Klotski documents a charged night at Elastic Arts on April 4, 2024, when Chinese multi‑instrumentalist Lao Dan stepped into the heart of the Chicago improvised‑music ecosystem and made it feel like home turf. A rising figure in free jazz with a deep grounding in the traditional music of his homeland, Lao fronts a quartet with three of Chicago’s most trusted navigators: pianist Mabel Kwan, bassist Joshua Abrams and drummer/percussionist Michael Zerang. The album, recorded live by Nick Broste and mixed and mastered by David Zuchowski, catches the band mid‑flight, with the audience close enough that you can feel decisions being made in the moment rather than in post‑production.
Lao’s arsenal - tenor saxophone, Chinese flute and suona - sets the tone for the record’s constant friction between idioms. On tenor he draws from classic free‑jazz vocabulary, issuing raw cries, stacked overtones and sinuous lines, but his phrasing often arcs back toward folk‑derived contours and pentatonic shapes that speak to years spent with Chinese bamboo flute and other traditional instruments. When he switches to flute, the music thins to high, breathy filaments, cutting through the quartet’s texture with a distinctly East Asian lyricism; on suona, the sound hardens into a piercing, nasal wail more commonly heard in street processions than in jazz clubs. Rather than treating these timbres as exotic colour, the group absorbs them into a shared language, letting their particular inflections tug the harmony and rhythm into new alignments.
The Chicago contingent responds with a collective flexibility honed over decades. Abrams, a key presence in projects from the Majestic Gaitonde Ensemble to Natural Information Society, grounds the music with double‑bass lines that can move from deep, earthy ostinati to agile counter‑melodies and thick, droning arco. Kwan’s piano alternates between tightly clustered harmonies, crisp single‑note runs and an almost percussive attack on the instrument’s frame and strings, at times locking into repetitive figures that give the music a gravitational centre, at others splintering into pointillist commentary. Zerang, a long‑standing pillar of Chicago’s improvising community, shapes the flow with a drummer’s sense of drama and a percussionist’s ear for detail: rolling toms, tuned drums, cymbal washes and small objects all appear as structural elements rather than mere decoration.
True to its title, Klotski moves like a sliding‑block puzzle: motifs and textures shift positions, opening and closing pathways for the four players to explore. A piece might begin with a knot of tenor and drums, Abrams and Kwan circling cautiously beneath, before suddenly reconfiguring into a hushed exchange of flute and pizzicato bass; another might ride a jagged piano riff and marching‑band snare figure right up to the brink of chaos, then snap into a unexpectedly spacious coda.
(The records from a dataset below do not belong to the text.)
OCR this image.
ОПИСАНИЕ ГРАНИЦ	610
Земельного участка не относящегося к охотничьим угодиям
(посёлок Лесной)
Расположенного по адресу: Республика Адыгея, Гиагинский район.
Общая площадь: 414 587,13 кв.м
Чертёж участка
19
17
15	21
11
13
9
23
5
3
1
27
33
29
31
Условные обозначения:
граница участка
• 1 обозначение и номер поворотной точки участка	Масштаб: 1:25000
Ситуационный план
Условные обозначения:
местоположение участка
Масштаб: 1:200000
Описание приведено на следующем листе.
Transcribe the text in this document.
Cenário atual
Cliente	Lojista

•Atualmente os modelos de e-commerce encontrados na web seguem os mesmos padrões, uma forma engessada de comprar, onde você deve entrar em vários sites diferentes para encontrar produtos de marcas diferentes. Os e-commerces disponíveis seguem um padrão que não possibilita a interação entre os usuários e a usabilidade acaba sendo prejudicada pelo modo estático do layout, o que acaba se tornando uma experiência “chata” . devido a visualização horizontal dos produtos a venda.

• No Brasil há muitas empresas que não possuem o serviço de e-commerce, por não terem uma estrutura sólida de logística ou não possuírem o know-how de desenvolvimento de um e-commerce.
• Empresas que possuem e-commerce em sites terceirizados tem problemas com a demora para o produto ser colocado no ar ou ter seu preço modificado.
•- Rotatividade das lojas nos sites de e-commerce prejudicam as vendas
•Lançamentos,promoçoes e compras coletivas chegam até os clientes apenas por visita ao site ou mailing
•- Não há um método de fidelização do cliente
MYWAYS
The recording preserves the sense of risk that comes from working without a safety net: you hear moments of friction and overload, but also stretches where the quartet locks into a shared pulse or contour so precisely that they seem to be moving as a single organism.
Visually, Qiu Xiao Fei’s cover artwork mirrors the music’s abstract but tactile quality, suggesting interlocking shapes, erased lines and overlapping planes - a graphic analogue to the quartet’s constantly re‑shuffled blocks of sound. As a debut for this configuration, Klotskifunctions as both a standalone statement and a promise. It situates Lao Dan not as a guest soloist dropped into Chicago’s tradition, but as an equal partner in a four‑way dialogue between Chinese folk materials, classic free jazz, AACM‑shaped Chicago improvisation and the restless curiosity of all four musicians. The result is an album that feels like a new corridor in an already complex maze - one that listeners will want to walk through, and get lost in, again and again.